Bag om Ryggen

(Behind the Back) See VIDEO-TRAILER here

Solo.

Premiere: 24th April, 2009, K2, Copenhagen.


In April 2009, Anders Christiansen was invited by Kitt Johnson and X-act to participate in the anatomical mini festival, PanCreas, performing at K2 in Copenhagen and then at Archauz in Aarhus. Anders Christiansen was asked to create a short solo piece about an anatomical theme of own choice.


Concept, choreography and dance: Anders Christiansen
Music: Jakob Brandt-Pedersen
Costume design and set consultant: Lise Klitten
Lighting design: Michael Breiner
Producer / PR: Ulla Katrine Friis
Production: (stillleben)

Minimum stage measurements: 11 metres deep x 12 metres wide
Duration:23 minutes




Press quotes:

Skeleton Dance and creaking bones
"The highlight of Friday's 'Triple-programme' was Anders Christiansen's solo work, Bag om Ryggen, based on X-ray images of the spine. Wearing a white mask on the back of his head, he elegantly transforms the back into the front of the body, and plays with forwards and backwards movements in time and space. Jakob Brandt-Pedersen’s creaking bones soundtrack is effective in this stringently shaped and poetic work, where the jacket-clad Anders Christiansen, in Michael Brein’s fine lighting design, ends the piece as a skeleton."
Vibeke Wern (Berlingske Tidende, 27th April 2009)




Turns around backwards and forwards
"He is simultaneously a disturbing and beautiful giant. He stretches his arms in the air again and again. Stands on tiptoe. Wanders back and forth across the stage and towards the audience. With a white masked face. And shadowy images of his back are projected on the screen behind him.

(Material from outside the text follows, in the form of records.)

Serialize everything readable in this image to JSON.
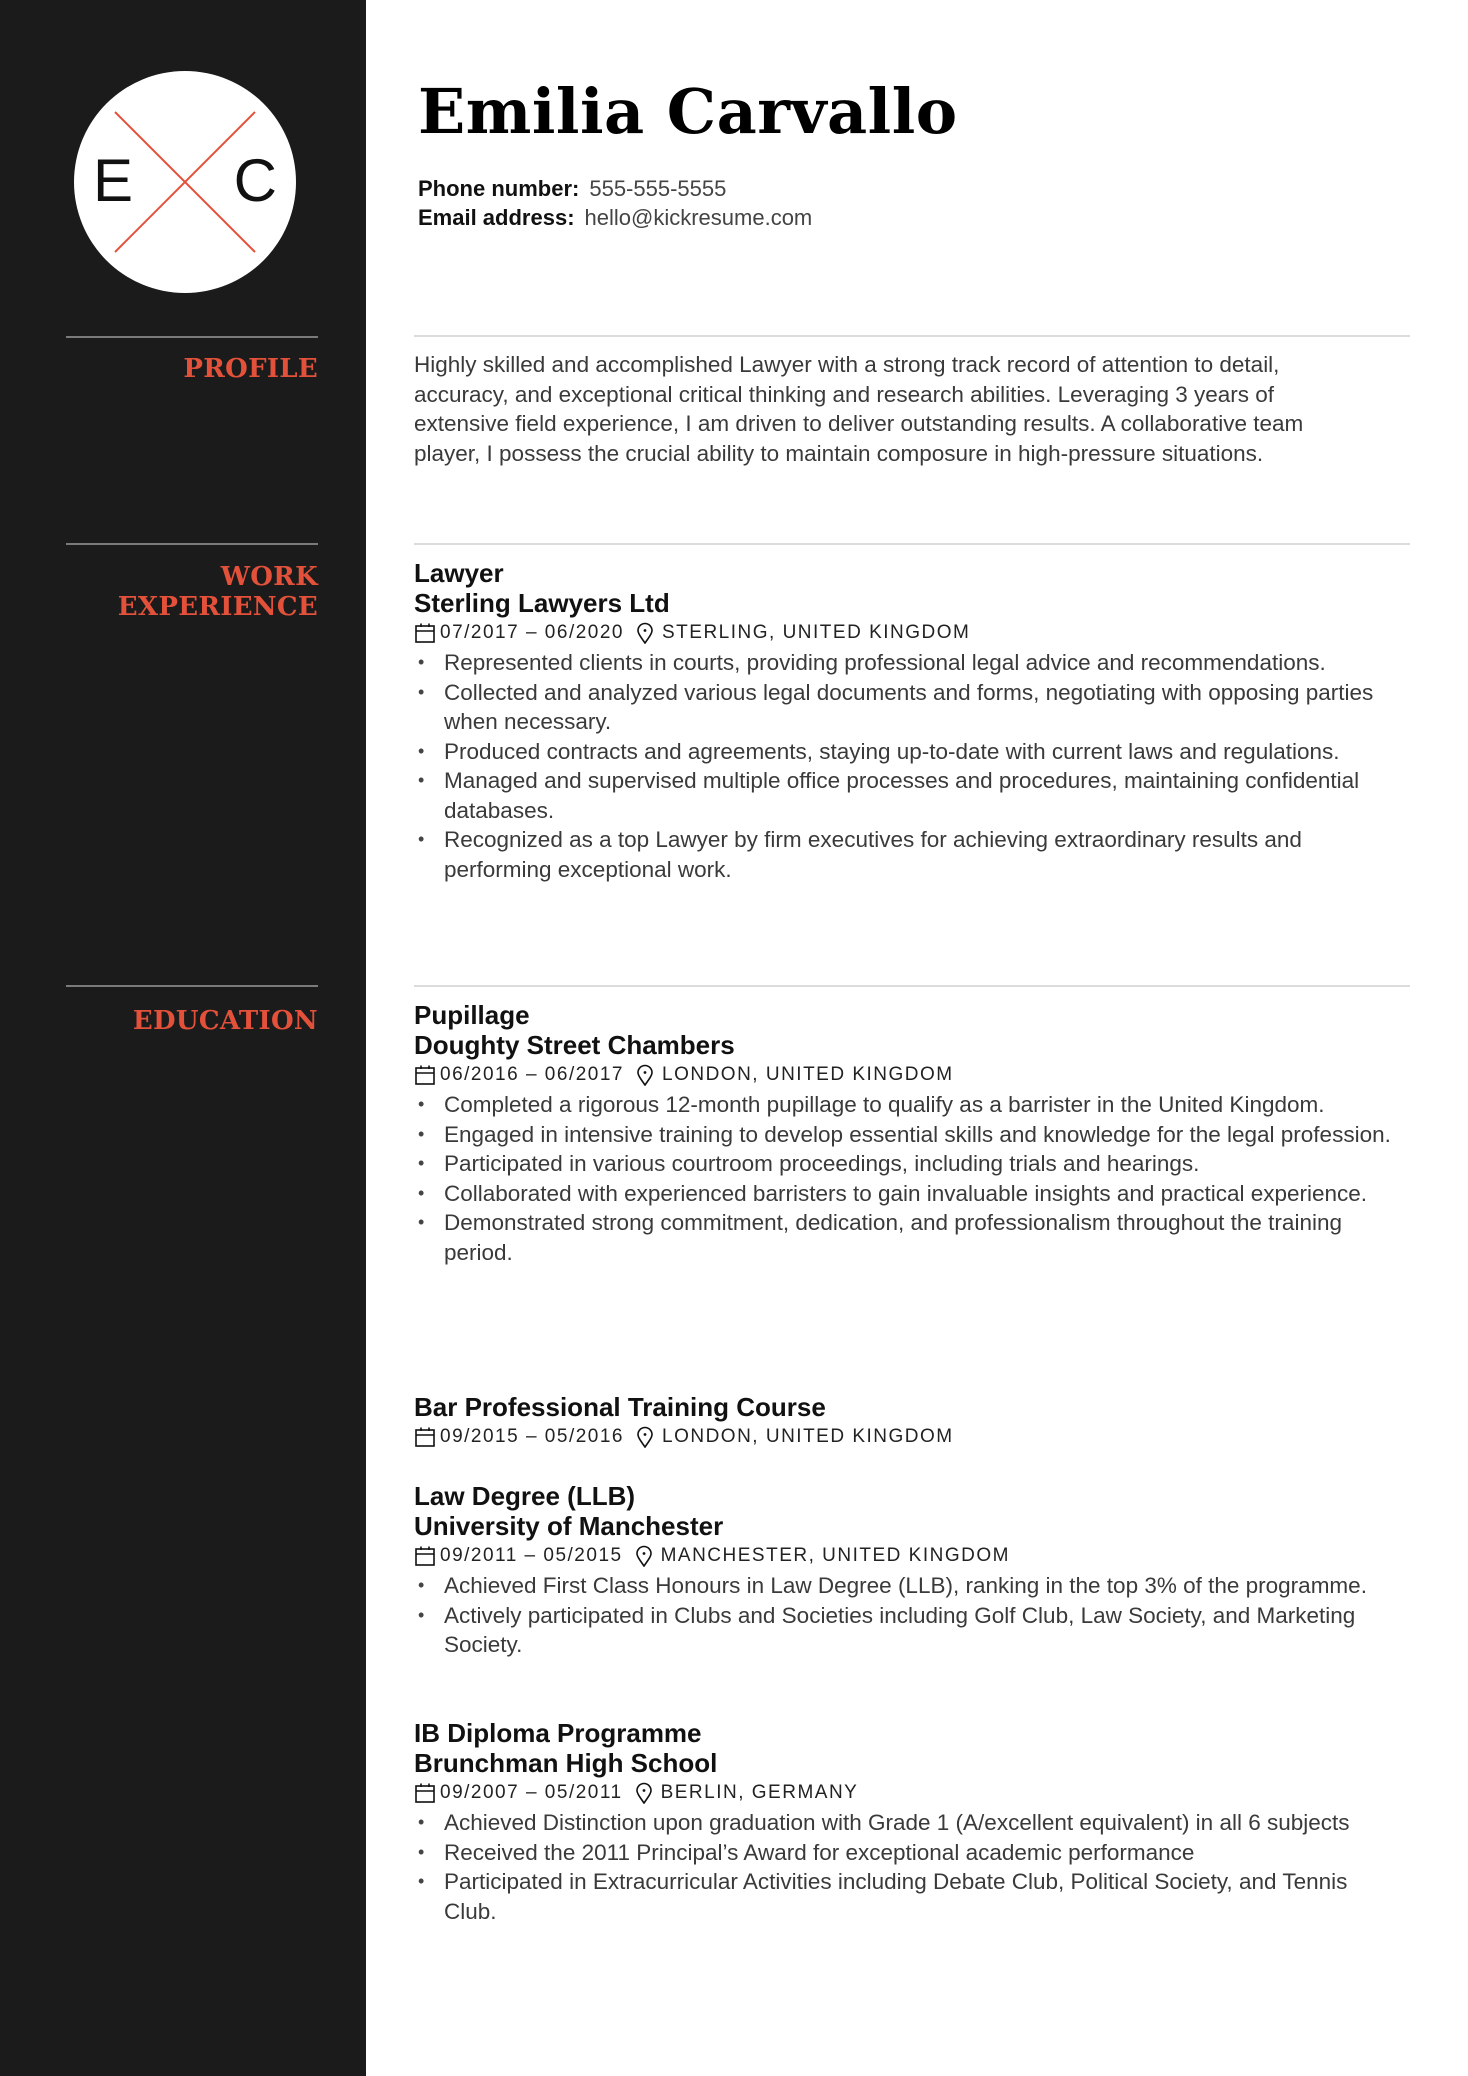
{
  "monogram": {
    "left_letter": "E",
    "right_letter": "C",
    "accent": "#e4513a"
  },
  "header": {
    "name": "Emilia Carvallo",
    "phone_label": "Phone number:",
    "phone": "555-555-5555",
    "email_label": "Email address:",
    "email": "hello@kickresume.com"
  },
  "colors": {
    "sidebar_bg": "#1b1b1b",
    "accent": "#e4513a"
  },
  "sections": {
    "profile": {
      "heading": "PROFILE",
      "text": "Highly skilled and accomplished Lawyer with a strong track record of attention to detail, accuracy, and exceptional critical thinking and research abilities. Leveraging 3 years of extensive field experience, I am driven to deliver outstanding results. A collaborative team player, I possess the crucial ability to maintain composure in high-pressure situations."
    },
    "work": {
      "heading_line1": "WORK",
      "heading_line2": "EXPERIENCE",
      "entries": [
        {
          "title": "Lawyer",
          "org": "Sterling Lawyers Ltd",
          "dates": "07/2017 – 06/2020",
          "location": "STERLING, UNITED KINGDOM",
          "bullets": [
            "Represented clients in courts, providing professional legal advice and recommendations.",
            "Collected and analyzed various legal documents and forms, negotiating with opposing parties when necessary.",
            "Produced contracts and agreements, staying up-to-date with current laws and regulations.",
            "Managed and supervised multiple office processes and procedures, maintaining confidential databases.",
            "Recognized as a top Lawyer by firm executives for achieving extraordinary results and performing exceptional work."
          ]
        }
      ]
    },
    "education": {
      "heading": "EDUCATION",
      "entries": [
        {
          "title": "Pupillage",
          "org": "Doughty Street Chambers",
          "dates": "06/2016 – 06/2017",
          "location": "LONDON, UNITED KINGDOM",
          "bullets": [
            "Completed a rigorous 12-month pupillage to qualify as a barrister in the United Kingdom.",
            "Engaged in intensive training to develop essential skills and knowledge for the legal profession.",
            "Participated in various courtroom proceedings, including trials and hearings.",
            "Collaborated with experienced barristers to gain invaluable insights and practical experience.",
            "Demonstrated strong commitment, dedication, and professionalism throughout the training period."
          ]
        },
        {
          "title": "Bar Professional Training Course",
          "dates": "09/2015 – 05/2016",
          "location": "LONDON, UNITED KINGDOM"
        },
        {
          "title": "Law Degree (LLB)",
          "org": "University of Manchester",
          "dates": "09/2011 – 05/2015",
          "location": "MANCHESTER, UNITED KINGDOM",
          "bullets": [
            "Achieved First Class Honours in Law Degree (LLB), ranking in the top 3% of the programme.",
            "Actively participated in Clubs and Societies including Golf Club, Law Society, and Marketing Society."
          ]
        },
        {
          "title": "IB Diploma Programme",
          "org": "Brunchman High School",
          "dates": "09/2007 – 05/2011",
          "location": "BERLIN, GERMANY",
          "bullets": [
            "Achieved Distinction upon graduation with Grade 1 (A/excellent equivalent) in all 6 subjects",
            "Received the 2011 Principal’s Award for exceptional academic performance",
            "Participated in Extracurricular Activities including Debate Club, Political Society, and Tennis Club."
          ]
        }
      ]
    }
  }
}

An image from the dancer, choreographer and loner, Anders Christiansen's frightening and fascinating work, Bag om Ryggen. Once again he has created oblique and penetrating scene images using very simple mediums: light, sound and movements repeated in space.

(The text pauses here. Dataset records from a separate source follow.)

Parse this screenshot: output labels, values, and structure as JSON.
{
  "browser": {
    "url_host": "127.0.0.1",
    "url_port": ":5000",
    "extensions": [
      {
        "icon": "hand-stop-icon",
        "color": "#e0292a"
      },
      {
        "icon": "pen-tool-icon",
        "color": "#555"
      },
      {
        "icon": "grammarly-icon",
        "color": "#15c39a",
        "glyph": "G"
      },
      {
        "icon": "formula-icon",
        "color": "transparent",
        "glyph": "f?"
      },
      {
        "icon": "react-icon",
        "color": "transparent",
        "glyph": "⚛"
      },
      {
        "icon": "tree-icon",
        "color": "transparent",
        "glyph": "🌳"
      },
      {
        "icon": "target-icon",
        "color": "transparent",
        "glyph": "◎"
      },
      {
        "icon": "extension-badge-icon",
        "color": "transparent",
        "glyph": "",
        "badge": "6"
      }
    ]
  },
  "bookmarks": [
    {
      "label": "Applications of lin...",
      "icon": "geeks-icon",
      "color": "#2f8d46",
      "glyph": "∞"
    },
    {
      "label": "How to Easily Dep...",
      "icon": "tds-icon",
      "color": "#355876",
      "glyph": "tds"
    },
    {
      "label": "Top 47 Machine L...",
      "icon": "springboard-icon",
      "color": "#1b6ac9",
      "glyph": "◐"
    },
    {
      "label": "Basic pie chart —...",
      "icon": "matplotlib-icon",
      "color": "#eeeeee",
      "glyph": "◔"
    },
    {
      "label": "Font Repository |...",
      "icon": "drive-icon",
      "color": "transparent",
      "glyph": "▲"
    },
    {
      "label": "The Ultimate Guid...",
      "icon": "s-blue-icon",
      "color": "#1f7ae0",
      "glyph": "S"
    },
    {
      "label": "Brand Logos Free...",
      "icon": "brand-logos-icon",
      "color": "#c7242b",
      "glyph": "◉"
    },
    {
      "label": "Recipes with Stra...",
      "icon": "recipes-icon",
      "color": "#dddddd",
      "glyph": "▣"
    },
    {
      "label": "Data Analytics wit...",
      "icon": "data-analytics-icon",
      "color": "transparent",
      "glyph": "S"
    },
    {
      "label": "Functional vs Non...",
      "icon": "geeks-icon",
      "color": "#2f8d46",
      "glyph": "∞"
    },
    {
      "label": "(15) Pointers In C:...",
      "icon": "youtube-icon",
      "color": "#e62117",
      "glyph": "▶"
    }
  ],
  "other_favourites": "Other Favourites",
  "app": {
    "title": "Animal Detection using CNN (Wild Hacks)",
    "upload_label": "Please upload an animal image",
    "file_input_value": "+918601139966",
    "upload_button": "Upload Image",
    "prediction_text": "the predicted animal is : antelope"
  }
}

He shows black and white x-rays of vertebrae, and twists and turns with his softer than soft movements. He points a finger at his back, which in reality is not a particularly exposed part of the body. He puts a white mask on the back of his head and walks back and forth, towards the audience and away from them. So that finally, through repetition of the movement, they can no longer perceive that it is the back of him they are looking at.

But an alien creature emerges in the scene space. Anders Christiansen turns around backwards and forwards. His back is surprisingly expressive and has a face."
Mette Garfield (Terpsichore, 27th April 2009)




"Suddenly he is backwards, that is, his back has disappeared and he has two fronts. It is a classic performance trick, but nevertheless a fascinating masquerade. The mask gives the back a whole new life, and it becomes a new front. Standing on a chair with arms raised in a porte de bras, the mask and the back are triumphant over the front and the real face."
Torben Kastrup (Danstidningen, 2nd May 2009)




Venues:

Musikteatret i Esbjerg, Esbjerg, 23 May 2011.
Hillerød Ny Teater, Hillerød, 29 October 2010.
Dansescenen, Lille Carl, Copenhagen, 7-12 May 2010.
PanCreas / Archauz, Århus, 27 - 28 April 2009.
PanCreas / K2, Copenhagen, 24 - 25 April 2009.


Bag om Ryggenwas produced with support from The Danish Arts Council.